Sul portale internet dei «Copti uniti» campeggia però un'informazione agghiacciate. «Solo tre bimbi sopravvissuti». Insomma i morti in giovanissima età potrebbero essere decine. I pochi sopravvissuti alla strage ricordano in lacrime la spietata determinazione del commando di dieci uomini in divisa paratisi davanti a quei due pullman. Un commando che prima apre il fuoco sui conducenti e sui pneumatici, poi infila sventagliate di proiettili all'altezza dei passeggeri e, infine, sale sui pullman sfinendo chiunque dia ancora segni di vita, bambini e donne compresi. Il tutto mentre un componente del commando documenta la carneficina con una videocamera. Il filmato di quell'ecatombe correderà quasi sicuramente la rivendicazione con cui la costola egiziana dello Stato Islamico rivendicherà il massacro.

Un massacro che si aggiunge a quello del 9 aprile, quando le bombe del Califfato colpirono due chiese copte a Tanta e ad Alessandria durante le celebrazioni della domenica delle Palme, causando 44 morti e più di 100 feriti. Stavolta il massacro era annunciato. Al-Naba una pubblicazione dell'Isis già tre settimane fa raccomandava ai musulmani di tenersi alla larga dai raduni di cristiani e dalle sedi istituzionali.
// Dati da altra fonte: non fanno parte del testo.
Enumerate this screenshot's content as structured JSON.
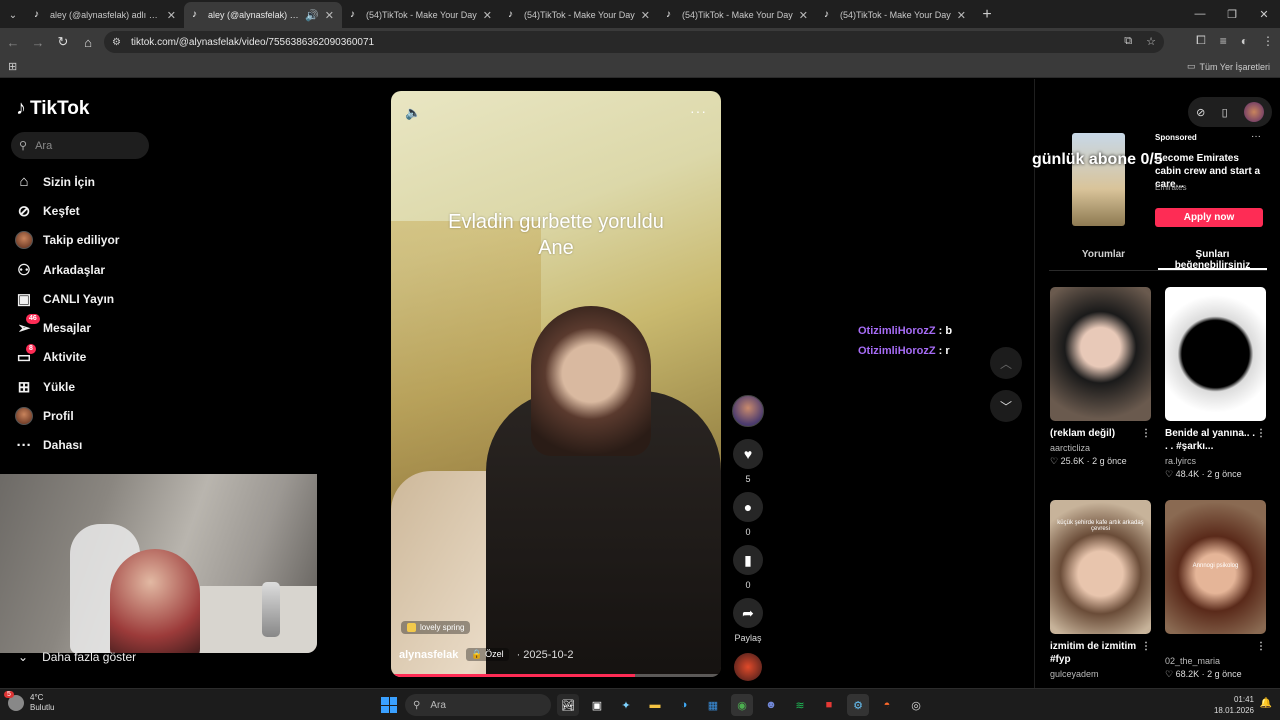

Ma non è l'orrore, o almeno non solo questo, che deve turbarci. Non è la crudeltà, o almeno non solo questa, che deve farci sussultare e sdegnare. A legare Menya a Manchester non è solo l'abominio, ma il disegno complessivo. Macellando i bimbi di Manchester vogliono portare la paura nelle nostre città, condannarci all'insicurezza quotidiana, costringerci a sopravvivere con l'umiliante sensazione di non controllare più la terra in cui siamo nati. Colpendo Menya vogliono espellere dall'Egitto e dal Medioriente i cristiani copti. Ma l'equazione e l'obbiettivo non cambia. Quei cristiani non sono una curiosità etnografica, non sono soltanto il dieci per cento su 92 milioni egiziani. Quei cristiani, presenti in Egitto sei secoli prima dell'arrivo dell'Islam, sono i nostri fratelli nella fede, sono un pezzo della nostra storia e della nostra tradizione. Se colpiscono loro non possiamo voltare la testa dall'altra parte perché l'obiettivo, alla fine, siamo sempre noi.

Costringendo alla fuga i cristiani d'Oriente il terrore islamista non celebra solo il Ramadan, ma apre la strada a un'omogeneità religiosa e culturale di un Egitto e di un Medio Oriente piegati alla violenza e all'odio delle Bandiere Nere. A subirne le conseguenze, però, saremo sempre noi. Perché se non sapremo dimostrare di esser pronti a difendere in nostri fratelli d'Egitto e di Siria non sapremo neppure difendere noi stessi.

E allora quelli che oggi s'accontentano di spargere il terrore a Manchester, Parigi, Berlino, Nizza e Bruxelles si sentiranno autorizzati al passo successivo. E noi dovremo lottare per non esser cacciati dalle nostre stesse città.